I still struggle with the central question of how to create the collaborative, small group spirit I work so hard to foster in this course in a completely virtual environment. I placed the students into stable, 4-person teams and set up asynchronous activities so that they at least confer with each other when completing the activity. I use these teams during breakouts during our synchronous class meetings, too. (The technology failed me a bit on this front last week, but I think I resolved the issue.)
Beyond this, I want to re-create the between-teams sharing of ideas that often happens in a physical class meeting, or as teams work in our computer labs. I also want to make sure that students know that they can ask me questions just like they’d do in a physical classroom, or by popping into my office when my door’s open — basically, that they don’t and shouldn’t struggle alone.
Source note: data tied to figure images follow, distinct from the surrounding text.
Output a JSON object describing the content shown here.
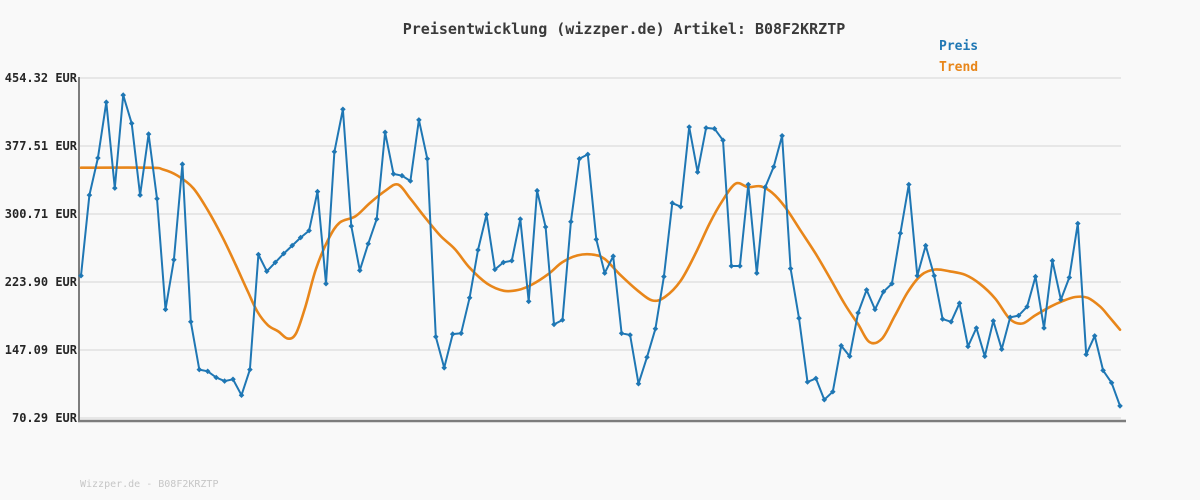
{
  "title": "Preisentwicklung (wizzper.de) Artikel: B08F2KRZTP",
  "footer": "Wizzper.de - B08F2KRZTP",
  "legend": [
    {
      "label": "Preis",
      "color": "#1f77b4"
    },
    {
      "label": "Trend",
      "color": "#e8861a"
    }
  ],
  "axis": {
    "currency": "EUR",
    "y_ticks": [
      454.32,
      377.51,
      300.71,
      223.9,
      147.09,
      70.29
    ],
    "y_tick_labels": [
      "454.32 EUR",
      "377.51 EUR",
      "300.71 EUR",
      "223.90 EUR",
      "147.09 EUR",
      "70.29 EUR"
    ],
    "x_tick_labels_visible": false
  },
  "theme": {
    "background": "#f9f9f9",
    "gridline": "#e4e4e4",
    "spine": "#7d7d7d",
    "title_color": "#3a3a3a",
    "tick_color": "#262626",
    "watermark_color": "#c6c6c6"
  },
  "chart_data": {
    "type": "line",
    "title": "Preisentwicklung (wizzper.de) Artikel: B08F2KRZTP",
    "xlabel": "",
    "ylabel": "EUR",
    "ylim": [
      70.29,
      454.32
    ],
    "grid": "horizontal",
    "legend_position": "top-right",
    "series": [
      {
        "name": "Preis",
        "color": "#1f77b4",
        "marker": "diamond",
        "values": [
          231,
          322,
          364,
          427,
          330,
          435,
          403,
          322,
          391,
          318,
          193,
          249,
          357,
          179,
          125,
          123,
          116,
          112,
          114,
          96,
          125,
          255,
          236,
          246,
          256,
          265,
          274,
          282,
          326,
          222,
          371,
          419,
          287,
          237,
          267,
          295,
          393,
          346,
          344,
          338,
          407,
          363,
          162,
          127,
          165,
          166,
          206,
          260,
          300,
          238,
          246,
          248,
          295,
          202,
          327,
          286,
          176,
          181,
          292,
          363,
          368,
          272,
          234,
          253,
          166,
          164,
          109,
          139,
          171,
          230,
          313,
          309,
          399,
          348,
          398,
          397,
          384,
          242,
          242,
          334,
          234,
          331,
          354,
          389,
          239,
          183,
          111,
          115,
          91,
          100,
          152,
          140,
          189,
          215,
          193,
          213,
          222,
          279,
          334,
          231,
          265,
          231,
          182,
          179,
          200,
          151,
          172,
          140,
          180,
          148,
          184,
          186,
          196,
          230,
          172,
          248,
          204,
          229,
          290,
          142,
          163,
          124,
          110,
          84
        ]
      },
      {
        "name": "Trend",
        "color": "#e8861a",
        "marker": "none",
        "anchors_x_fraction_value": [
          [
            0.0,
            353
          ],
          [
            0.066,
            353
          ],
          [
            0.079,
            351
          ],
          [
            0.093,
            344
          ],
          [
            0.108,
            330
          ],
          [
            0.122,
            305
          ],
          [
            0.136,
            275
          ],
          [
            0.149,
            243
          ],
          [
            0.161,
            212
          ],
          [
            0.17,
            190
          ],
          [
            0.18,
            175
          ],
          [
            0.19,
            168
          ],
          [
            0.199,
            160
          ],
          [
            0.207,
            166
          ],
          [
            0.216,
            196
          ],
          [
            0.226,
            238
          ],
          [
            0.238,
            272
          ],
          [
            0.249,
            291
          ],
          [
            0.264,
            298
          ],
          [
            0.278,
            313
          ],
          [
            0.293,
            327
          ],
          [
            0.305,
            334
          ],
          [
            0.317,
            318
          ],
          [
            0.331,
            297
          ],
          [
            0.346,
            276
          ],
          [
            0.36,
            261
          ],
          [
            0.374,
            240
          ],
          [
            0.391,
            222
          ],
          [
            0.407,
            214
          ],
          [
            0.421,
            215
          ],
          [
            0.434,
            221
          ],
          [
            0.45,
            233
          ],
          [
            0.463,
            246
          ],
          [
            0.478,
            254
          ],
          [
            0.492,
            255
          ],
          [
            0.504,
            250
          ],
          [
            0.519,
            232
          ],
          [
            0.536,
            214
          ],
          [
            0.55,
            203
          ],
          [
            0.562,
            207
          ],
          [
            0.577,
            225
          ],
          [
            0.591,
            255
          ],
          [
            0.605,
            290
          ],
          [
            0.617,
            315
          ],
          [
            0.63,
            335
          ],
          [
            0.642,
            331
          ],
          [
            0.654,
            332
          ],
          [
            0.665,
            325
          ],
          [
            0.678,
            308
          ],
          [
            0.692,
            283
          ],
          [
            0.707,
            256
          ],
          [
            0.721,
            228
          ],
          [
            0.735,
            199
          ],
          [
            0.748,
            176
          ],
          [
            0.759,
            156
          ],
          [
            0.771,
            160
          ],
          [
            0.783,
            185
          ],
          [
            0.796,
            213
          ],
          [
            0.809,
            232
          ],
          [
            0.822,
            238
          ],
          [
            0.836,
            236
          ],
          [
            0.851,
            232
          ],
          [
            0.865,
            222
          ],
          [
            0.88,
            205
          ],
          [
            0.894,
            182
          ],
          [
            0.906,
            177
          ],
          [
            0.918,
            186
          ],
          [
            0.933,
            196
          ],
          [
            0.944,
            202
          ],
          [
            0.957,
            207
          ],
          [
            0.969,
            206
          ],
          [
            0.981,
            196
          ],
          [
            0.99,
            184
          ],
          [
            1.0,
            170
          ]
        ]
      }
    ]
  }
}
I’m using Slack heavily for these last purposes. I set up a #coursework channel specifically for students to ask/answer questions or post comments as they work through the asynchronous activities. I am on Slack a lot anyway, but I told my students that I will definitely hang out on Slack during our scheduled meeting times, so if they post then they can expect to get an answer right away. I’ve also tried to be more responsive “outside hours” than I’d normally be, because I don’t want students to feel lost or discouraged.
That said, I am setting boundaries, too! But I’m still trying to strike that balance between being “available enough” and “too available”.
I also haven’t yet been successful at selling open office hours as “time available to work simultaneously with your peers with me available to answer questions in real time”, so I’m thinking of ways to modify the office hours model to make sense for me and for my students.
Beyond this, I continue to struggle with things that I suspect will be issues the entire term: the fatigue of being always-online and interacting in small Zoom windows for a good part of the day; the fact that everything related to virtual teaching takes 10 times longer than face-to-face teaching; the constant worry that students will fall through the cracks; the worry that we will lose members of the Carleton community to COVID-19. And, of course, managing my own expectations, for myself, continues to be a struggle — but I suppose that’s true of non-virtual terms as well.